Hayden’s ‘Outer Limits’ are Against the Law

In an interview with Fox News (Sunday, April 19 2009), Former CIA director Michael Hayden criticized President Obama’s decision to release selected Bush-era memos concerning CIA interrogation tactics.  Click Here For Video. “What we have described for our enemies in the midst of a war are the outer limits that any American would ever go to in terms of interrogating an al Qaeda terrorist. That’s very valuable information,” stated Hayden. What Mr. Hayden conveniently failed to mention is that the U.S. “described” these limits the moment it signed onto the Universal Declaration of Human Rights and the Geneva Conventions.  Whether specific interrogative practices encouraged by the top brass of the Bush administration and practiced by CIA agents are in and of themselves acts of torture is perhaps open to debate.  What isn’t open for debate is whether subjecting a person to waterboarding 183 times constitutes their being tortured.  Choosing to call it and who knows how many similar actions “enhanced interrogation” is purely semantic:  ’Torture’ by any other name is still torture.  Moreover, engaging in a semantic debate over whether the interrogative practices, which by the former administration’s own lights are at the “outer limits” of law are sufficiently enhansive to constitute torture is to be complicit in if not their overt endorsement then certainly in their being enacted.  Indeed, engaging in a debate–as must have occurred among White House advisors–about what practices can be brought to the threshold of torture–which is what we are to hear in a phrase like “the outer limits” of law–without crossing it, seems more diabolical than naively believing that torture is permissible under certain circumstances. 
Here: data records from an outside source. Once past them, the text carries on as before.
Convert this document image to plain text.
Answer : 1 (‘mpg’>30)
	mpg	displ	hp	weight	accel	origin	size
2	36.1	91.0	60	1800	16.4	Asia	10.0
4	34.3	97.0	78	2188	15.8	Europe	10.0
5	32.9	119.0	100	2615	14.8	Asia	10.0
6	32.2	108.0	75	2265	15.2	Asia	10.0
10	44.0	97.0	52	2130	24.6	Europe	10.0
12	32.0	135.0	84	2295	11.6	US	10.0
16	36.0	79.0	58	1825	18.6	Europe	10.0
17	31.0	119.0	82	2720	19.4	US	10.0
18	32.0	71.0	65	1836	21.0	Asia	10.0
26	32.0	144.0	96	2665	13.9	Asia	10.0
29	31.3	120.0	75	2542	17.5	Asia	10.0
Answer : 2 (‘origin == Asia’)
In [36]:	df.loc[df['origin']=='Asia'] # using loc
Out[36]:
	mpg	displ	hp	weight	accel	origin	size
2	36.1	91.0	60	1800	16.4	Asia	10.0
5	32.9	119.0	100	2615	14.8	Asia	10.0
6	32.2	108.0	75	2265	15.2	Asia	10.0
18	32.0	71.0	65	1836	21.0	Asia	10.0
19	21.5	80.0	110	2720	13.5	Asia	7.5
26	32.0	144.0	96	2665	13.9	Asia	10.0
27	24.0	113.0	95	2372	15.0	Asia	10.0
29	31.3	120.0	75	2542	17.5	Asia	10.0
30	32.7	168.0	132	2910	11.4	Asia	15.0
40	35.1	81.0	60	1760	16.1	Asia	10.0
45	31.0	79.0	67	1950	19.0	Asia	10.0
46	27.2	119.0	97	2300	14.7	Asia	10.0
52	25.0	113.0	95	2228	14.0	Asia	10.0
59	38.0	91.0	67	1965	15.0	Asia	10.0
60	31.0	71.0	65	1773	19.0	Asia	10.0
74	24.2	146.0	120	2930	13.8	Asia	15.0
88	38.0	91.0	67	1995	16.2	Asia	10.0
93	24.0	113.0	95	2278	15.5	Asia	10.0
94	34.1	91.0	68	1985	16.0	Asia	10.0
In his and the Bush administration’s defense of torture,  former General Hayden also rhetorically stated,  ”The honorable position has to be: Even though these techniques worked, I don’t want you to do that. That takes courage.” What’s especially remarkable about this ‘defense’ is not that it is contrary to studies that have been conducted on the effectiveness of torture and other forms of coercive interrogation methods, nor that it is indicative of the deaf ear the Bush administration repeatedly turned to the voices of Americans who vociferously opposed the use of torture on any grounds. Rather, it is the implicit suggestion that torture is something that should be put to a referendum.  However called, the “enhanced interrogation techniques” employed by the CIA and encouraged by the Bush administration are not just the outer limits of law!  They are the violation of law: Moral, International, and yes, US law!  The reason why there are national and international laws against torture is not only to forestall the need for a referendum on whether or not specific practices constitute torture whenever some doubt should happen to arise, but also to dissuade individuals and governments from licensing torture under the excuse of extraordinary circumstances.  Hayden is right: it often takes courage to do the morally right thing; unfortunately the moral cowards here were not by and large the American people, but Hayden and his superiors.  Torture is immoral, and it’s also against the law.